Was beide Arbeiten verbindet ist die Herausforderung des Großen und Gefährlichen. Hier ist es Feuer und Explosion sowie das Problem der zwei Seiten, das die Möglichkeiten eines Einzelnen übersteigen kann. Bei Angela Anzi sind es das Gewicht ihrer Objekte und die tiefen Töne, die ganze Flächen des Körpers und seine Organe in Schwingung versetzen können, so dass sie das Wohlbefinden beeinträchtigen. Anzi machte die Schwingungen durch verschiedene Features wie Segel aus Papier und Furnier sichtbar. Ihre Leichtigkeit lässt das Gewicht der 12 Trommeln aus gebranntem schwarz glasierten Ton vergessen, die jeweils mehr als ein Zentner wiegen. Alle Teile zusammen addieren sich zu fast eine Tonne. Zweimal drei konische und einmal vier zylindrische Elemente ruhten in der Ausstellung im Einstellungsraum aufgrund ihres Eigengewichts übereinander und flößten den Zuschauern Respekt ein.

Angela Anzi, Hilfestellungen an Objekten 2, Foto: johnicon, VG-Bild-Kunst 2015

Angela Anzi, Hilfestellungen an Objekten 2, Foto: johnicon, VG-Bild-Kunst 2015

Trotz der Technologien, die uns gewöhnlich von der Überlastung durch Heben, Explosionen und Feuer fernhalten, sind Gefahren eine Herausforderung geblieben, denen sich Künstler jeder Generation aufs Neue und oft mittels Performances stellen, um ihre Möglichkeiten zu testen. Das gilt vor allem in einer Welt, in der allerlei Bedenken und Sicherheitsfeatures die Möglichkeiten von Experimenten einengen. Insofern war es bezeichnend, dass beide Künstler im Rahmen der „Nacht des Wissens“ am 7. Nov. 2015 auftraten.
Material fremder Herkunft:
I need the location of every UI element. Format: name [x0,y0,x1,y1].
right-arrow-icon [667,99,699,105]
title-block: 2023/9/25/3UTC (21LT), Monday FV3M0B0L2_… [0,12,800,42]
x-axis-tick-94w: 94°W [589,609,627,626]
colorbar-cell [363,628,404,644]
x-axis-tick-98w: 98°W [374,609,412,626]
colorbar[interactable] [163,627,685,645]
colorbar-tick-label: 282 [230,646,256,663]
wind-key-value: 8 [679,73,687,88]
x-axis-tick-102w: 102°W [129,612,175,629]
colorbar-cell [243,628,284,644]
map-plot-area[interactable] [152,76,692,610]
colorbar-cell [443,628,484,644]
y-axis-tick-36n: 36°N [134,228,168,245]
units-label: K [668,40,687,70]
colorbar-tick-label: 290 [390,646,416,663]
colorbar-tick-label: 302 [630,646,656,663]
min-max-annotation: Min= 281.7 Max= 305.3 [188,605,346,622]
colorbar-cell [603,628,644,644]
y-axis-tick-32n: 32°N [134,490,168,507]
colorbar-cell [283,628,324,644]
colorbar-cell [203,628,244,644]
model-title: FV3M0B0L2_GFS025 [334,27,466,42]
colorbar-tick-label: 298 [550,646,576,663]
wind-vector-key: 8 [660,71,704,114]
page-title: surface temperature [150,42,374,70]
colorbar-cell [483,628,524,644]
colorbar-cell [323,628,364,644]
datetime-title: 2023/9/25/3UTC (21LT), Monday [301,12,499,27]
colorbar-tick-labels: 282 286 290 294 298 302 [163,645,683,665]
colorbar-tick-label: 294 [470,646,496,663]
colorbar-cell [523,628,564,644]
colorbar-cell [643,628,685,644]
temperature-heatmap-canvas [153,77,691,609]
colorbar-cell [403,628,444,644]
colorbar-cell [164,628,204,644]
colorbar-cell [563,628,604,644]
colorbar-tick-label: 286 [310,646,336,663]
Es ist nicht ungewöhnlich, dass künstlerische Arbeiten die Maße des Körpers überschreiten, sie müssen es sogar, um Aufmerksamkeit zu wecken. Trotzdem stellen Unkontrollierbarkeit und Wagnisse für jede Künstlergeneration aufs Neue eine Kategorie dar, deren Grenzen erforscht werden müssen. Deshalb müssen sich Künstler anders als Ingenieure den Gefahren unmittelbar aussetzen, die immer strengere Regularien im Alltag geradezu fanatisch zu unterbinden versuchen. Umso bemerkenswerter, dass täglich 10 Verkehrsopfer allein auf deutschen Straßen ohne hysterische Reaktionen hingenommen werden.